Tampoco es el primer proyecto que profundiza en los años andalucesdel cantante: en 2011 Carles Prats, Antonio Jesús García y Javi Navarrete estrenaron el documental Quiero tener una ferretería en Andalucía.

La búsqueda del coche es "una historia que es un acorde menor, algo aparentemente anecdótico", dice en conversación telefónica el director del documental, al que solo le queda negociar las licencias de su banda sonora y material de archivo para finalizarse. El rastreo de Hall no fue tarea fácil. El cineasta, reconoce, ha conseguido más pistas sobre el vehículo de las que pensaba. "Hablamos con el hijo del dueño del garaje donde se vio el coche por última vez. Hablé hasta con la Dirección General de Tráfico", reconoce el cineasta.
Nick Hall piensa que esta historia menor de una leyenda esconde algo más. "También es la narración de un encuentro entre un grupo local que lucha por sobrevivir y se encuentra por casualidad en la barra de un bar de Granada con el líder de The Clash". Hall se refiere a la banda granadina 091, a quienes ayudó en la producción del álbum Más de 100 lobos, de 1986. Según el director, la película muestra una de las facetas menos conocidas de Strummer, la de colaborador desinteresado sin nada que perder: "Nos da una pista importante sobre su vida, su personalidad y su carácter casi filántropo".
El dodge del músico, que abandonó en Madrid cuando regresó a Londres a la carrera para asistir al nacimiento de su hija, simboliza la huida de un artista atormentado que deja de improviso sus quebraderos de cabeza en Inglaterra. En esos años, Strummer acababa de expulsar al guitarrista Mick Jones del grupo y The Clash, antaño referentes del punk, prácticamente habían dejado de existir. "Entre 1984 y 1986 Joe Strummer estaba en una encrucijada", explica Nick Hall. "Entonces se refugia en Granada para escapar de lo que pasa en Londres. En España se encuentra sin quererlo con 091 y vuelve a ilusionarse".

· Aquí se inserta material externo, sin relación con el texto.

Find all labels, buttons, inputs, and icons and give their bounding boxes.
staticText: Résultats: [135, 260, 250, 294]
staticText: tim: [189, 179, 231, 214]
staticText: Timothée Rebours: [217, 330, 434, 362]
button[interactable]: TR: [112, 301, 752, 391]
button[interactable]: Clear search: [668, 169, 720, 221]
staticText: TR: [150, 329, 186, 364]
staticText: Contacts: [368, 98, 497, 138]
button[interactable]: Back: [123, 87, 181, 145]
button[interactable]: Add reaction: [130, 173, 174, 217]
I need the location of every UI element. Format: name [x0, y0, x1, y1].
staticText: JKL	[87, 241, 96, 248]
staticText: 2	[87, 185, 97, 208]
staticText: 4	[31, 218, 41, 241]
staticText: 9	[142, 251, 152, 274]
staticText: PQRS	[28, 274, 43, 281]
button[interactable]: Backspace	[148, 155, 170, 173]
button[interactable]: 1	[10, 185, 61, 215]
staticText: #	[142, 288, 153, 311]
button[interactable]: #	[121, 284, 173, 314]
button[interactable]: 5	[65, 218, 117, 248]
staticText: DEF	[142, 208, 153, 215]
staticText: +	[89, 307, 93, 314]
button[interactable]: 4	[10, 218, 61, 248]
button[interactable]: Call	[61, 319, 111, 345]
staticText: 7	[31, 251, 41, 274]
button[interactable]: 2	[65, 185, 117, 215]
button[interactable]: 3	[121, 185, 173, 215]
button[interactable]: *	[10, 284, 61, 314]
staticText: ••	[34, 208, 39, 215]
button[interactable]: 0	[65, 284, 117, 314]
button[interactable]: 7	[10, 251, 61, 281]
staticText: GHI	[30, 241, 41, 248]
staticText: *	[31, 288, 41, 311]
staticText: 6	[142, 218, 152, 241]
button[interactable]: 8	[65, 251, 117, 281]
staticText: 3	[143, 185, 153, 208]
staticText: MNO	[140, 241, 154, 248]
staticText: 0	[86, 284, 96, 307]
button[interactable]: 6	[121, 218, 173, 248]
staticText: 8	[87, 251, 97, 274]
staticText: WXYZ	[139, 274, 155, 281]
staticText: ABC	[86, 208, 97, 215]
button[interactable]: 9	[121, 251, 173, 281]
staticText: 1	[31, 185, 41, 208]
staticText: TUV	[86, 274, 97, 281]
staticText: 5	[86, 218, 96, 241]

El documental también da cuenta de sus escapadas a Madrid, donde confraternizó con emblemas de la movida como Radio Futura. Santiago Auserón, amigo y compañero de Strummer esos años, aparece en I need a dodge!, junto a otros artistas que coincidieron con él como los integrantes de 091 o los participantes de la última encarnación de The Clash.
Su relación con España venía de lejos. Su novia a principios de los setenta era la española Paloma Romero –conocida posteriormente comoPalmolive como batería de los Slits–. Desde el exilio, Strummer comenzó a sentir una fascinación por Lorca, Andalucía y por la Guerra Civil que culminaría con el clásico Spanish bombs, de 1979
Pese a su espíritu aventurero, Joe Strummer nunca volvió a por su coche. “Su viuda me dijo que quería volver a España para traer sudodge de vuelta, pero nunca lo llegó a hacer”, reconoce Nick Hall, que piensa que la del coche es una de las leyendas menos conocidas sobre el líder de The Clash. Igual que hizo Strummer en Glastonbury, el director del documental aprovecha para hacer el mismo llamamiento: “Si alguien tiene un Dodge 3700 GT, gris plata, con matrícula de Oviedo, que se ponga en contacto conmigo”.